PENSARC

Aunque el título de esta columna coincide con el de uno de los libros de Nietzsche, en realidad me viene bien para aquí traer a colación el problema que algunos quieren apuntar sobre la incapacidad de nuestra especie para sobrevivir bajo las condiciones que le impone su propia biología, particularmente las relacionadas con la conducta social.

Esa es la tesis, debo decir que sorprendente por quien la escribe, de Luisgé Martín quien en su reciente obra El mundo feliz: una apología de la vida falsa (2018) viene a concluir que no tenemos solución a no ser que nos trascendamos, que vayamos más allá de nosotros mismos.

Es por ser “demasiado humanos” que nos encontramos cíclicamente enfrentados a nuestras limitaciones y defectos estructurales que hacen difícil, por no decir imposible, una convivencia universal.

Entre Hobbes, para el que el “hombre es un lobo para el hombre” y Rousseau, para el que “la naturaleza ha hecho al hombre feliz y bueno, pero la sociedad lo deprava y lo hace miserable” habría que pensar realmente donde nos situamos y qué somos si nos atenemos a los hechos que nuestra historia pone de manifiesto sobre las dificultades para convivir sin pensar, consciente o inconscientemente, que uno está antes que todos los demás.

A la luz de las evidencias que la ciencia nos reporta sobre la naturaleza humana no estamos equidistantes entre lo que sostuvieron Hobbes y Rousseau; en realidad nos acercamos más al primero que al segundo, y solo es cuestión de ver qué tipo de gobernanzas nos hemos ido dando para, a través de pactos y reglas de convivencia más o menos tácitas y asumidas, no ir contra los otros por imperativo de nuestra tendencia a hacerlo.

Siempre hemos pensado, contra nuestra natural humanidad, que la única forma de controlarla sería por medio de alguna norma, universalmente aceptada, a lo Kant, del tipo: “No le hagas a nadie lo que no querrías que te hicieran a ti”. Pero, ¿por qué una tal? Pues porque implícitamente estamos aceptando que está en nuestra natural humanidad actuar de forma contraria, que aquello que nos nace en primera instancia son deseos, que a veces se sustancian en acciones que muy probablemente van a comportar perjuicios a los otros que en modo alguno querríamos que fueran recíprocos.

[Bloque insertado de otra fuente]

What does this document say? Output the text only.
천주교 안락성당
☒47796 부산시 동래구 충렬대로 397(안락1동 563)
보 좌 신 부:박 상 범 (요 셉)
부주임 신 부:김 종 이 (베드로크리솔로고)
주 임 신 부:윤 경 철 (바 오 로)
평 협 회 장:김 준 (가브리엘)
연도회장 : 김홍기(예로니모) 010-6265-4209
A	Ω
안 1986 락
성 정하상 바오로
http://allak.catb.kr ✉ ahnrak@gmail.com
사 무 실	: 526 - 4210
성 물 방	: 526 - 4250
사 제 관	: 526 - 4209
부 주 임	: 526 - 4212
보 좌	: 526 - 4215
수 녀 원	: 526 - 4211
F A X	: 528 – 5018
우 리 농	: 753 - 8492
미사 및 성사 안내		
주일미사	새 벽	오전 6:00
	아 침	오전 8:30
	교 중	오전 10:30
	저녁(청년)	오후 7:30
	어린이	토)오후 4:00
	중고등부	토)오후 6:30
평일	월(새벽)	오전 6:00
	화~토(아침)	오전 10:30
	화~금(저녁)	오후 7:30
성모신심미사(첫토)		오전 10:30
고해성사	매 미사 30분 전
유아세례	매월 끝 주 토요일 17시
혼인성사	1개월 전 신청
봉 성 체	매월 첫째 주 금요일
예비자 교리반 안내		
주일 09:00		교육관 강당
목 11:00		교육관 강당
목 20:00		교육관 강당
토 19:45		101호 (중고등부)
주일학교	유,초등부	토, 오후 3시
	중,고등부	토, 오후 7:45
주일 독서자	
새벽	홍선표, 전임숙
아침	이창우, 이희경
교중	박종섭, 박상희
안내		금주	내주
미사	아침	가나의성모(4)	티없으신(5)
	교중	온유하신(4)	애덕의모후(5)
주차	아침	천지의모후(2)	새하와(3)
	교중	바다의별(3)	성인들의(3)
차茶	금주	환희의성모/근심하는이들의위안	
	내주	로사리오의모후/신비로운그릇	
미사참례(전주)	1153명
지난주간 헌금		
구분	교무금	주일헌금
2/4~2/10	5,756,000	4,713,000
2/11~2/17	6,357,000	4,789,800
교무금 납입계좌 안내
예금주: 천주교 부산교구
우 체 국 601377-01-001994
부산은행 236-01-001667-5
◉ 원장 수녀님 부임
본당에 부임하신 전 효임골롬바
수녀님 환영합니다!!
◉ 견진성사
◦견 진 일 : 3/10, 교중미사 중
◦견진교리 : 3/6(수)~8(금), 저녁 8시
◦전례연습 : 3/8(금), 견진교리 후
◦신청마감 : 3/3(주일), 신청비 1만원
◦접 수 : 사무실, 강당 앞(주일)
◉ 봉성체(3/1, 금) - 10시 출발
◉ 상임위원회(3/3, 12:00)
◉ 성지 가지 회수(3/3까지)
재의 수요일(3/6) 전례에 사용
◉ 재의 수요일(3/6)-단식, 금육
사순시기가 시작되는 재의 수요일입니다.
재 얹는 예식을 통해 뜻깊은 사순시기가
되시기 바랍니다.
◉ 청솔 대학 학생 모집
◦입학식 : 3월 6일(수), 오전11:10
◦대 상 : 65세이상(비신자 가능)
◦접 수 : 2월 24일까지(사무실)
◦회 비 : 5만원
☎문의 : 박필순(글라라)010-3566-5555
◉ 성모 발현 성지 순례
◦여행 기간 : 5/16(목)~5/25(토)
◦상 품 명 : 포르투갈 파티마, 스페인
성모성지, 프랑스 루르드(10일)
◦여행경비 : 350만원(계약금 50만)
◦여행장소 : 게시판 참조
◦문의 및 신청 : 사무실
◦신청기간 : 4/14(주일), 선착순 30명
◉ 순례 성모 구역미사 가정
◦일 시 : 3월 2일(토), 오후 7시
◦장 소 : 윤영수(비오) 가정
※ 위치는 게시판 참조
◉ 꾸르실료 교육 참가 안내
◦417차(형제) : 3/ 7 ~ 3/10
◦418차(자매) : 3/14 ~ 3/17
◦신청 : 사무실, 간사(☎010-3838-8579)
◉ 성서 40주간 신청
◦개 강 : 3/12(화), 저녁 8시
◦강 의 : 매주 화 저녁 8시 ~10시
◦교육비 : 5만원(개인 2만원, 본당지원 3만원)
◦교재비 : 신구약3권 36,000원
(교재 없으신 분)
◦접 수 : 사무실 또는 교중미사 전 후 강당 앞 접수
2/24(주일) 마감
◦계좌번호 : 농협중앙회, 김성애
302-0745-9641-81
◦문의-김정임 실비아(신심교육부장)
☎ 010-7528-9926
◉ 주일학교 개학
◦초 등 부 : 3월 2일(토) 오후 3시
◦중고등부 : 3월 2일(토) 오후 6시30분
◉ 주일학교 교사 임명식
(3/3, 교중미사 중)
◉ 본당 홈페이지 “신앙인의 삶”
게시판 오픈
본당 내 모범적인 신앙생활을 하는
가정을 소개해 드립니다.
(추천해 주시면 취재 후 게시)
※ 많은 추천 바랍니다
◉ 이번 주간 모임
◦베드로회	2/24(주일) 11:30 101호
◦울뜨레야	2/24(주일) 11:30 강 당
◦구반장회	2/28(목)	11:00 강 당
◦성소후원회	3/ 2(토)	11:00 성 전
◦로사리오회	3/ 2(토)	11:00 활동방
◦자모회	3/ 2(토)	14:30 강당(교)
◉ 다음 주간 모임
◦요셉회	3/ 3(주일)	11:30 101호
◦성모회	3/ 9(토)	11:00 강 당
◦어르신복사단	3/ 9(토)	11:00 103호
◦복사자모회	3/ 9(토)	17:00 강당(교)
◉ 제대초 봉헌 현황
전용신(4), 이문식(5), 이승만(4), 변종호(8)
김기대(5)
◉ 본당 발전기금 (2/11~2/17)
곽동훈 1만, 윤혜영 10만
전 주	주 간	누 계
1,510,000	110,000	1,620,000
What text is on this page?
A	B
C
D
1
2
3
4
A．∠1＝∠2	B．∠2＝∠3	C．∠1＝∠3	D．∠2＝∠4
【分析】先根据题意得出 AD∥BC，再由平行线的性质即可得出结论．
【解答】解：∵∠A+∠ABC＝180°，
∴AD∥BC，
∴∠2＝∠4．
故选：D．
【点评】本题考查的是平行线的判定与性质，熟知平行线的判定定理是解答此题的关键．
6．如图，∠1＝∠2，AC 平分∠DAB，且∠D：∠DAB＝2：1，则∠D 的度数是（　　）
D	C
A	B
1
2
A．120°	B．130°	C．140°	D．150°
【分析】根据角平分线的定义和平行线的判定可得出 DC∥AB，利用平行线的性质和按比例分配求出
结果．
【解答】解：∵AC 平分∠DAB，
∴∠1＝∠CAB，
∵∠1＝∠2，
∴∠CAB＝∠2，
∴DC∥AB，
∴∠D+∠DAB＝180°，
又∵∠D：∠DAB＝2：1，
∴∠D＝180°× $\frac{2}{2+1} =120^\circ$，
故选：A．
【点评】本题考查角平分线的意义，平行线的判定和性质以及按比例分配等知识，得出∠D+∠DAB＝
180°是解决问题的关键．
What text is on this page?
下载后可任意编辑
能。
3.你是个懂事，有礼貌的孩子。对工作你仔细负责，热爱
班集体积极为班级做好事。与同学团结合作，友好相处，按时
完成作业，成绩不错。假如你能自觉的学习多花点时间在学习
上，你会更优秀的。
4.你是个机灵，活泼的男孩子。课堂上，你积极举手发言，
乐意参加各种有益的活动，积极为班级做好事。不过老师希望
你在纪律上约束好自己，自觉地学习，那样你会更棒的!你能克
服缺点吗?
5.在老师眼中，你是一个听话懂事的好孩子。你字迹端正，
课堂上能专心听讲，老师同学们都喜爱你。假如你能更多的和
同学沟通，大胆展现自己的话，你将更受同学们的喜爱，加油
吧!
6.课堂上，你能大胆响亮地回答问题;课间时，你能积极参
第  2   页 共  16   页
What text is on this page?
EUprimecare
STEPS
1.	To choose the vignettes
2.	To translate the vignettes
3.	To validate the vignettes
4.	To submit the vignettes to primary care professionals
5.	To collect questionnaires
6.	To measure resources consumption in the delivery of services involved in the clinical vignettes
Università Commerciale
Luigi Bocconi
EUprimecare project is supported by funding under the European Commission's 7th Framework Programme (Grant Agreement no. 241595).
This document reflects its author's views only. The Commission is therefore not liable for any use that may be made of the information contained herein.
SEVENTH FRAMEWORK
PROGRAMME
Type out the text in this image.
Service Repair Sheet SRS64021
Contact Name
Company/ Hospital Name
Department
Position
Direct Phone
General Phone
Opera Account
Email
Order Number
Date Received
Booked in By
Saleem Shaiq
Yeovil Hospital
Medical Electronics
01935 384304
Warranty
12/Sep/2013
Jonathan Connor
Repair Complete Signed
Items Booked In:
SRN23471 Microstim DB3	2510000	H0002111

Fue Heidegger quien comentara que en el caso de que las sociedades pudieran desaparecer o, más concretamente, que cuando formas de organización social avanzadas pudieran venirse abajo de la noche a la mañana, lo que nos seguiría quedando, algo de lo que no podríamos desprendernos, sería nuestra propia biología.

Pues bien, el panorama que les muestro en torno a la humanidad a través de las tesis defendidas por Hobbes, Rousseau, Kant, Nietzsche o Heidegger puede cambiar a la luz de la ciencia. Nuestra humanidad puede ser trascendida, podemos ir ontológicamente más allá de nosotros mismos en aquello que parece que es inamovible: nuestra biología.

Como muy acertadamente discute Luisgé Martín podemos acogernos al mundo feliz de Huxley, a engañarnos definitivamente, y a sabiendas de que lo hacemos, ir en busca de la felicidad que nos puedan aportar transformaciones controladas por ingeniería sobre nuestro propio cuerpo, fármacos de nueva generación que nos permitan acceder a estados deseados, o realidades virtuales que nos emplacen en mundos no cotidianos.

En ese mundo nuevo y feliz no existirá el trabajo, el sexo dejará de ser reproductivo, la muerte no será como la conocemos y la realidad virtual hará que podamos vivir muchas vidas.

Nuestra humanidad siente aversión a todo esto, arroja dardos contra tales pretensiones y nos quiere presentar ese nuevo mundo como una atroz distopía donde todo se habrá transformado a peor porque en esa nueva realidad no habrá humanidad que valga, dado que ya no estaremos bajo el paraguas de las categorías que la caracterizan, a saber: libertad, independencia y emoción. Permítame, querido lector, que vaya un paso más allá.

Tampoco yo sabría decir ahora mismo si el futuro posthumano será, bajo la ciencia que nos queda por descubrir, tan antihumano como aquí se está dando a entender. A mí me cabe pensar en realidades ontológicas de nuevo cuño, entes posthumanos y la sociedad universal correspondiente, que harían las delicias de nuestros más ilustres pensadores.